Parodontologie

Was versteht man unter Parodontologie?

Parodontologie ist die wissenschaftliche die Lehre vom Zahnhalteapparat. Dieser Zahnhalteapparat setzt sich im Einzelnen aus dem Zahnfleisch (Gingiva), der Wurzelhaut (Desmodont) mit kollagenen Fasern (Sharpeyschen Fasern), dem Wurzelzement und dem Zahnfach zusammen. Es ist normal und notwendig, dass im Mundraum eine Vielzahl von Bakterien vorkommen. Wenn die Menge an Bakterien jedoch einen bestimmten Grenzbereich übersteigt und auch noch krankmachende Bakterien(externe Infektion) dazu kommen, ist es möglich, dass es zu Zahnfleisch- und Knochenentzündungen kommt. Aus diesen Gründen kann es dazu führen, dass sich der Knochen, indem die Zähne fest verankert sind, durch den Entzündungsreiz zurückbildet. Weiterhin entstehende Zahnfleischtaschen können dazu führen, dass sich die Zähne lockern. Dies kann bis zum Verlust der Zähne führen. Dieses Krankheitsbild wird Parodontose oder auch Parodontitis genannt.

 

Aufgaben des Parodontologen?

In den Aufgabenbereich des Parodontologen fallen die Behandlung, die Prävention und die Nachsorge von Zahnhalteapparaterkrankungen. Die Parodontose oder Parodontitis ist die häufigste Form einer Zahnhalteapparaterkrankung. Hierbei bildet sich das knöcherne Zahnfach zurück, die Zahnfleischtaschen vertiefen sich und die Zahnwurzel verliert an Halt. Die begünstigenden Faktoren für die Entstehung und das Voranschreiten einer Parodontitis sind Plaque (Zahnbelag), genetische Faktoren(Neigung zu Entzündungen), Diabetes mellitus (sog. “Zuckerkrankheit”) und Rauchen.

 

Die Therapie bei Zahnhalteapparaterkrankungen

Die erforderliche Therapie in der Parodontologie erfolgt hierbei durch Instruktion und Anpassung der Mundhygienemittel und einer vollständigen Entfernung aller harten und weichen Zahnbeläge sowohl ober- als auch unterhalb des Zahnfleisches. In der Regel werden die Beläge initial ohne chirurgischen Eingriff entfernt.
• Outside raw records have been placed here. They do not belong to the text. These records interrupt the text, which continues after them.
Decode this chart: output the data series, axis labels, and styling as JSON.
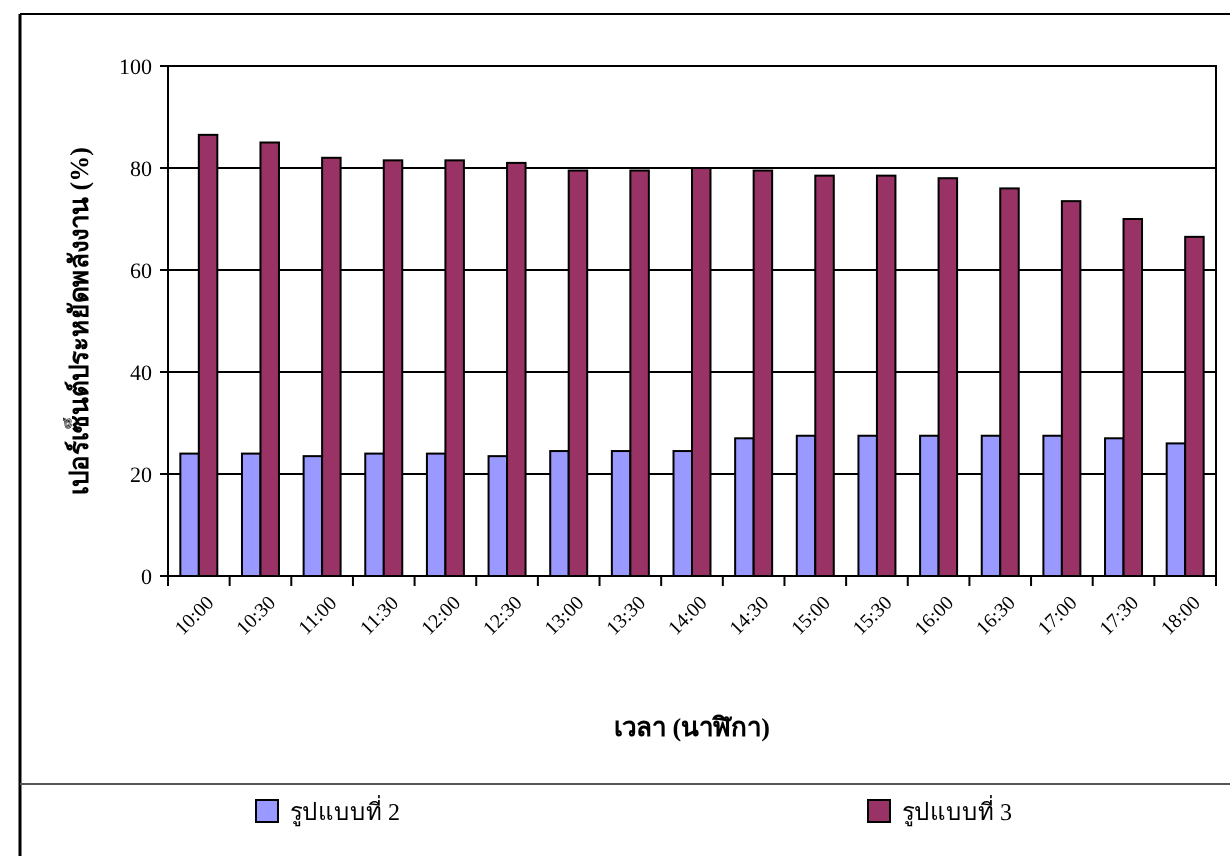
{
  "chart_data": {
    "type": "bar",
    "xlabel": "เวลา (นาฬิกา)",
    "ylabel": "เปอร์เซ็นต์ประหยัดพลังงาน (%)",
    "categories": [
      "10:00",
      "10:30",
      "11:00",
      "11:30",
      "12:00",
      "12:30",
      "13:00",
      "13:30",
      "14:00",
      "14:30",
      "15:00",
      "15:30",
      "16:00",
      "16:30",
      "17:00",
      "17:30",
      "18:00"
    ],
    "series": [
      {
        "name": "รูปแบบที่ 2",
        "color": "#9999ff",
        "values": [
          24,
          24,
          23.5,
          24,
          24,
          23.5,
          24.5,
          24.5,
          24.5,
          27,
          27.5,
          27.5,
          27.5,
          27.5,
          27.5,
          27,
          26
        ]
      },
      {
        "name": "รูปแบบที่ 3",
        "color": "#993366",
        "values": [
          86.5,
          85,
          82,
          81.5,
          81.5,
          81,
          79.5,
          79.5,
          80,
          79.5,
          78.5,
          78.5,
          78,
          76,
          73.5,
          70,
          66.5
        ]
      }
    ],
    "ylim": [
      0,
      100
    ],
    "yticks": [
      0,
      20,
      40,
      60,
      80,
      100
    ],
    "grid": "y",
    "legend": "bottom"
  }
}
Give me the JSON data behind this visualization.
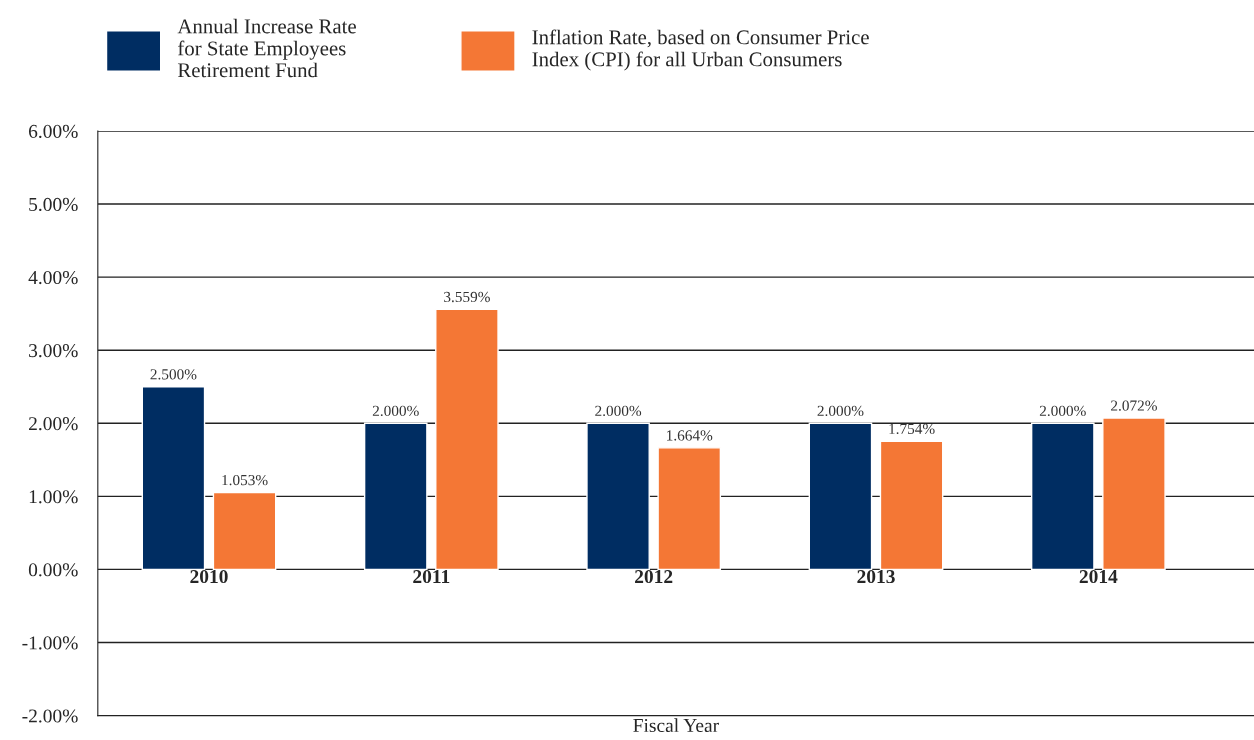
{
  "chart_data": {
    "type": "bar",
    "xlabel": "Fiscal Year",
    "categories": [
      "2010",
      "2011",
      "2012",
      "2013",
      "2014"
    ],
    "series": [
      {
        "name": "Annual Increase Rate\nfor State Employees\nRetirement Fund",
        "color": "#002d62",
        "values": [
          2.5,
          2.0,
          2.0,
          2.0,
          2.0
        ],
        "value_labels": [
          "2.500%",
          "2.000%",
          "2.000%",
          "2.000%",
          "2.000%"
        ]
      },
      {
        "name": "Inflation Rate, based on Consumer Price\nIndex (CPI) for all Urban Consumers",
        "color": "#f47735",
        "values": [
          1.053,
          3.559,
          1.664,
          1.754,
          2.072
        ],
        "value_labels": [
          "1.053%",
          "3.559%",
          "1.664%",
          "1.754%",
          "2.072%"
        ]
      }
    ],
    "ylim": [
      -2,
      6
    ],
    "yticks": [
      {
        "value": -2,
        "label": "-2.00%"
      },
      {
        "value": -1,
        "label": "-1.00%"
      },
      {
        "value": 0,
        "label": "0.00%"
      },
      {
        "value": 1,
        "label": "1.00%"
      },
      {
        "value": 2,
        "label": "2.00%"
      },
      {
        "value": 3,
        "label": "3.00%"
      },
      {
        "value": 4,
        "label": "4.00%"
      },
      {
        "value": 5,
        "label": "5.00%"
      },
      {
        "value": 6,
        "label": "6.00%"
      }
    ],
    "grid": "y",
    "legend": "top"
  }
}
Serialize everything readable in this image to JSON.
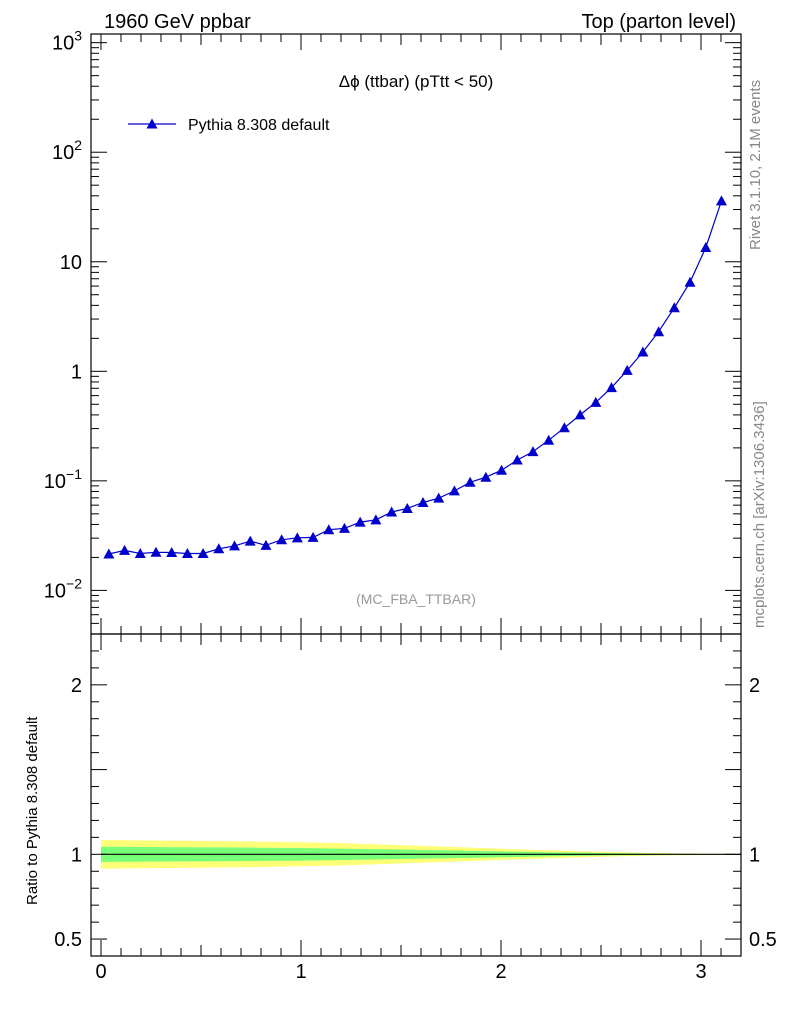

Ein chirurgischer Eingriff kann jedoch in Einzelfällen notwendig werden, um die Zahnbeläge unter Sicht zu entfernen. Das Zahnfleisch wird hierbei unter Lokalanästhesie vom Knochen gelöst.

 

Ziel der Parodontose-Therapie

Die Infektions-Kontrolle ist das Ziel der Parodontose-Therapie. Hierbei versucht der Parodontologe die Zahnfleischtaschen stabil zu halten und die Bakterienflora positiv zu beeinflussen. Der krankhafte Prozess kann dabei nur gestoppt und nicht rückgängig gemacht werden.

 

Der Knochenabbau kann gestoppt werden

Durch besondere parodontologische Schritte kann unter Umständen auch bei einer weit fortgeschrittenen Zahnhalteapparaterkrankung, durch deren Vorhandensein der betroffene Zahn in seiner Erhaltung stark gefährdet ist, therapiert werden. Hierbei bietet die „regenerative Parodontalchirurgie“ die Möglichkeit, durch Auffüllung mit geeigneten Knochenersatzmaterialien, verlorengegangenen Zahnbettknochen zu ersetzen. Je nach Ausgangslage, können auch Zähne, die bereits durch Knochenabbau infolge Parodontose gelockert sind langfristig erhalten werden.